Gleich zu Beginn pilgerte er zusammen mit Gerhard Kölbel zum großen Vorbild nach Stuttgart: dem Zirkus Calibastra, einem Schulprojekt der Waldorfschule. "Der Jazz-Musiker Friedbald Rauscher machte dort die Musik. Er war so etwas wie unser Entwicklungshelfer und Komponist des ‚Endstationi Zambaioni‘-Lieds, das eine ganze Generation prägte", erzählt Martin Puhm. Weitere Profis wie der bekannte Schauspieler, Schriftsteller und Regisseur Heiner Kondschak begleiteten die Anfänge. "Er war bereits Zirkusmusiker in Göttingen gewesen und hatte einen enormen Fundus und ein schier unendliches Repertoire, bei dem wir uns bedienen konnten", ist Puhm heute noch begeistert. Kondschak fungierte als Berater, Komponist und Texter. Auf sein Konto gehen ein "Zirkusmarsch", "Der kleine Zug" als Erkennungsmelodie und das Lied "Wunderbar", in dem das Zirkusleben ebenso wunderbar beschrieben wird.

"Hau den Lukas" und "Die glorreichen Sieben" – Stoff für Zoff

Albert Breuning als genialer und vielseitiger Perkussionist hat Stücke für die jeweils aktuelle Besetzung arrangiert. Da war auch mal ein großes Xylophon dabei. In der Saison 2001 hieß eine Clownsnummer "Hau den Lukas". Dafür schleppte er extra einen original gusseisernen Amboss in die Manege und hämmerte darauf die "Amboss Polka". Ein andermal wurde die Filmmusik der "Glorreichen Sieben" mit mehreren Kesselpauken für den Zirkus umgesetzt. "Das Aufgebot beanspruchte entsprechenden Raum", erinnert sich Puhm. "Das gab Zoff mit anderen, deren Platz dadurch eingeschränkt war. Beim großen Zirkus Roncalli hat Albert den ‚Zylinderhutschrammel‘ geklaut, das heißt die Noten nach Gehör aufgeschrieben und das Stück für den Zambaioni adaptiert."
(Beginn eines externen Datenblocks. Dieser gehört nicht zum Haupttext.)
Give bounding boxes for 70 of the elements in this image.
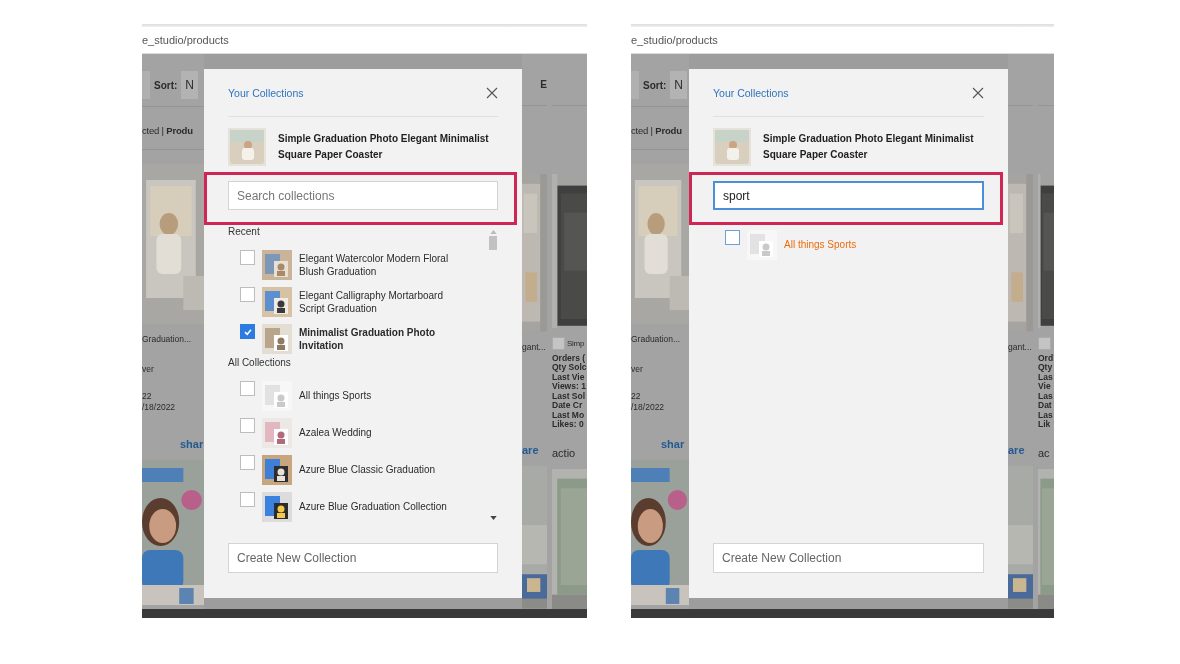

Der Pianist Dieter Koller komponierte und textete 2003 das unvergessliche und heute noch in jeder Saison mindestens einmal aufgeführte "Butterbrot-Lied", eine Hymne auf die unermüdlich gestrichenen Vesperbrote zur Stärkung der Artist*innen und Musiker*innen. Er versorgte das Orchester auch in den Aufführungen mit geistreichen Getränken. Die hochprozentige Birne, Zwetschge oder Kirsche machte meist nach der Pause in den Reihen der Musiker*innen in kleinen Gläschen ihre Runde und verlieh dem Orchesterton eine gewisse Leichtig- und Heiterkeit.
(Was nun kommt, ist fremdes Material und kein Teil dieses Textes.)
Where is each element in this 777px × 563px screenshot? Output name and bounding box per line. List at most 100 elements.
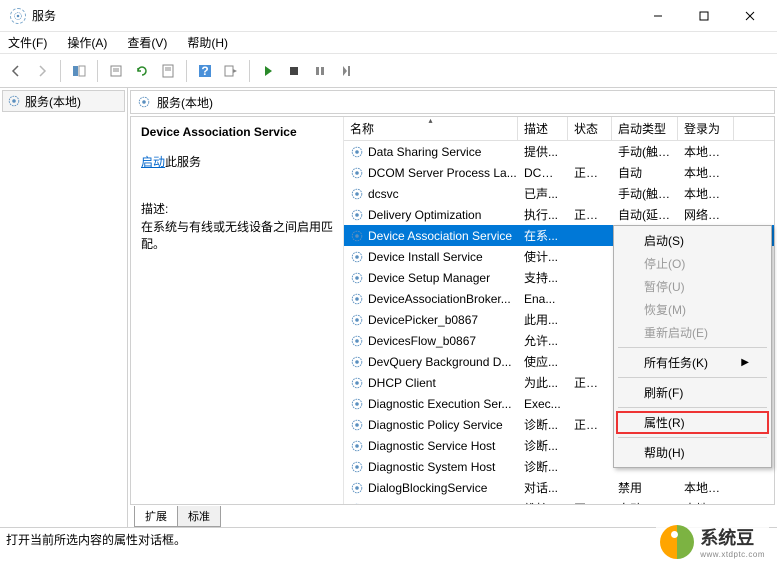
svg-text:?: ? — [201, 64, 208, 78]
table-row[interactable]: dcsvc已声...手动(触发...本地系统 — [344, 183, 774, 204]
ctx-all-tasks[interactable]: 所有任务(K)▶ — [616, 351, 769, 374]
service-startup: 自动 — [612, 164, 678, 181]
service-desc: DCOM... — [518, 166, 568, 180]
service-startup: 手动(触发... — [612, 143, 678, 160]
tab-extended[interactable]: 扩展 — [134, 506, 178, 527]
gear-icon — [7, 94, 21, 108]
restart-service-button[interactable] — [334, 59, 358, 83]
menu-help[interactable]: 帮助(H) — [183, 32, 232, 53]
ctx-separator — [618, 347, 767, 348]
menu-view[interactable]: 查看(V) — [123, 32, 171, 53]
service-status: 正在... — [568, 164, 612, 181]
list-header: 名称▴ 描述 状态 启动类型 登录为 — [344, 117, 774, 141]
start-suffix: 此服务 — [165, 155, 201, 169]
export-list-button[interactable] — [104, 59, 128, 83]
col-logon[interactable]: 登录为 — [678, 117, 734, 140]
service-status: 正在... — [568, 206, 612, 223]
logo-cn: 系统豆 — [700, 524, 765, 550]
table-row[interactable]: Delivery Optimization执行...正在...自动(延迟...网… — [344, 204, 774, 225]
gear-icon — [350, 229, 364, 243]
close-button[interactable] — [727, 0, 773, 32]
tab-standard[interactable]: 标准 — [177, 506, 221, 527]
gear-icon — [350, 166, 364, 180]
info-desc: 在系统与有线或无线设备之间启用匹配。 — [141, 219, 333, 253]
table-row[interactable]: DCOM Server Process La...DCOM...正在...自动本… — [344, 162, 774, 183]
service-startup: 自动 — [612, 500, 678, 504]
action-button[interactable] — [219, 59, 243, 83]
gear-icon — [350, 292, 364, 306]
service-logon: 本地系统 — [678, 185, 734, 202]
tree-pane: 服务(本地) — [0, 88, 128, 527]
table-row[interactable]: DialogBlockingService对话...禁用本地系统 — [344, 477, 774, 498]
start-link[interactable]: 启动 — [141, 155, 165, 169]
ctx-start[interactable]: 启动(S) — [616, 229, 769, 252]
minimize-button[interactable] — [635, 0, 681, 32]
ctx-stop[interactable]: 停止(O) — [616, 252, 769, 275]
service-name: Device Association Service — [368, 229, 512, 243]
start-service-button[interactable] — [256, 59, 280, 83]
service-desc: 执行... — [518, 206, 568, 223]
app-icon — [10, 8, 26, 24]
pause-service-button[interactable] — [308, 59, 332, 83]
window-title: 服务 — [32, 7, 635, 24]
service-desc: Ena... — [518, 292, 568, 306]
table-row[interactable]: Distributed Link Tracking...维护...正在...自动… — [344, 498, 774, 504]
service-name: Device Setup Manager — [368, 271, 490, 285]
gear-icon — [350, 208, 364, 222]
gear-icon — [350, 355, 364, 369]
tree-root-label: 服务(本地) — [25, 93, 81, 110]
ctx-help[interactable]: 帮助(H) — [616, 441, 769, 464]
service-startup: 手动(触发... — [612, 185, 678, 202]
context-menu: 启动(S) 停止(O) 暂停(U) 恢复(M) 重新启动(E) 所有任务(K)▶… — [613, 225, 772, 468]
service-name: DevicesFlow_b0867 — [368, 334, 476, 348]
col-status[interactable]: 状态 — [568, 117, 612, 140]
col-name[interactable]: 名称▴ — [344, 117, 518, 140]
service-logon: 本地系统 — [678, 479, 734, 496]
service-desc: 诊断... — [518, 416, 568, 433]
service-desc: 诊断... — [518, 437, 568, 454]
show-hide-tree-button[interactable] — [67, 59, 91, 83]
service-desc: 使计... — [518, 248, 568, 265]
ctx-resume[interactable]: 恢复(M) — [616, 298, 769, 321]
tree-root-item[interactable]: 服务(本地) — [2, 90, 125, 112]
service-desc: 为此... — [518, 374, 568, 391]
service-name: DeviceAssociationBroker... — [368, 292, 511, 306]
service-name: Diagnostic System Host — [368, 460, 495, 474]
gear-icon — [350, 481, 364, 495]
ctx-restart[interactable]: 重新启动(E) — [616, 321, 769, 344]
service-name: Diagnostic Policy Service — [368, 418, 503, 432]
service-status: 正在... — [568, 374, 612, 391]
toolbar-separator — [249, 60, 250, 82]
ctx-properties[interactable]: 属性(R) — [616, 411, 769, 434]
menu-action[interactable]: 操作(A) — [63, 32, 111, 53]
service-name: Device Install Service — [368, 250, 483, 264]
col-startup[interactable]: 启动类型 — [612, 117, 678, 140]
refresh-button[interactable] — [130, 59, 154, 83]
menu-file[interactable]: 文件(F) — [4, 32, 51, 53]
forward-button[interactable] — [30, 59, 54, 83]
properties-button[interactable] — [156, 59, 180, 83]
sort-asc-icon: ▴ — [428, 117, 432, 125]
service-name: Data Sharing Service — [368, 145, 481, 159]
logo-icon — [660, 525, 694, 559]
service-logon: 本地系统 — [678, 164, 734, 181]
gear-icon — [350, 418, 364, 432]
service-desc: 使应... — [518, 353, 568, 370]
panel-heading: 服务(本地) — [157, 94, 213, 111]
menubar: 文件(F) 操作(A) 查看(V) 帮助(H) — [0, 32, 777, 54]
gear-icon — [350, 334, 364, 348]
ctx-refresh[interactable]: 刷新(F) — [616, 381, 769, 404]
ctx-pause[interactable]: 暂停(U) — [616, 275, 769, 298]
back-button[interactable] — [4, 59, 28, 83]
table-row[interactable]: Data Sharing Service提供...手动(触发...本地系统 — [344, 141, 774, 162]
help-button[interactable]: ? — [193, 59, 217, 83]
gear-icon — [350, 271, 364, 285]
service-name: DHCP Client — [368, 376, 436, 390]
col-desc[interactable]: 描述 — [518, 117, 568, 140]
stop-service-button[interactable] — [282, 59, 306, 83]
service-name: Diagnostic Service Host — [368, 439, 495, 453]
toolbar-separator — [186, 60, 187, 82]
service-logon: 本地系统 — [678, 143, 734, 160]
service-logon: 本地系统 — [678, 500, 734, 504]
maximize-button[interactable] — [681, 0, 727, 32]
Live und aus der Dose, Harfenklänge und High Tech

Live-Musik und Titel "aus der Dose", also von der Technik eingespielt, wechseln sich heute im Programm ab. Das war nicht immer so. "Es war in einer Saison vor der Klimaerwärmung", scherzt Bernd Feldkamp, "als der Frühling auf sich warten ließ." Die Zelthaut war morgens wegen der nächtlichen Minustemperaturen mit Raureif bedeckt und die Sonne machte sich rar. Bei der Generalprobe wurde deutlich: Das Orchester war in der ersten Programmhälfte quasi arbeitslos. Bei den eisigen Temperaturen waren die erkalteten Instrumente anschließend verstimmt, die Finger der Musiker*innen waren steif und die Glieder klamm. "An meiner Kanne waren fast die Ventile eingefroren", erzählt der Tubaspieler noch heute. Die Lösung wurde gefunden, indem Nummern und Begleitmusiken umgestellt wurden, damit das Orchester "warm bleiben" konnte. Seither hat sich diese Vorgehensweise bewährt.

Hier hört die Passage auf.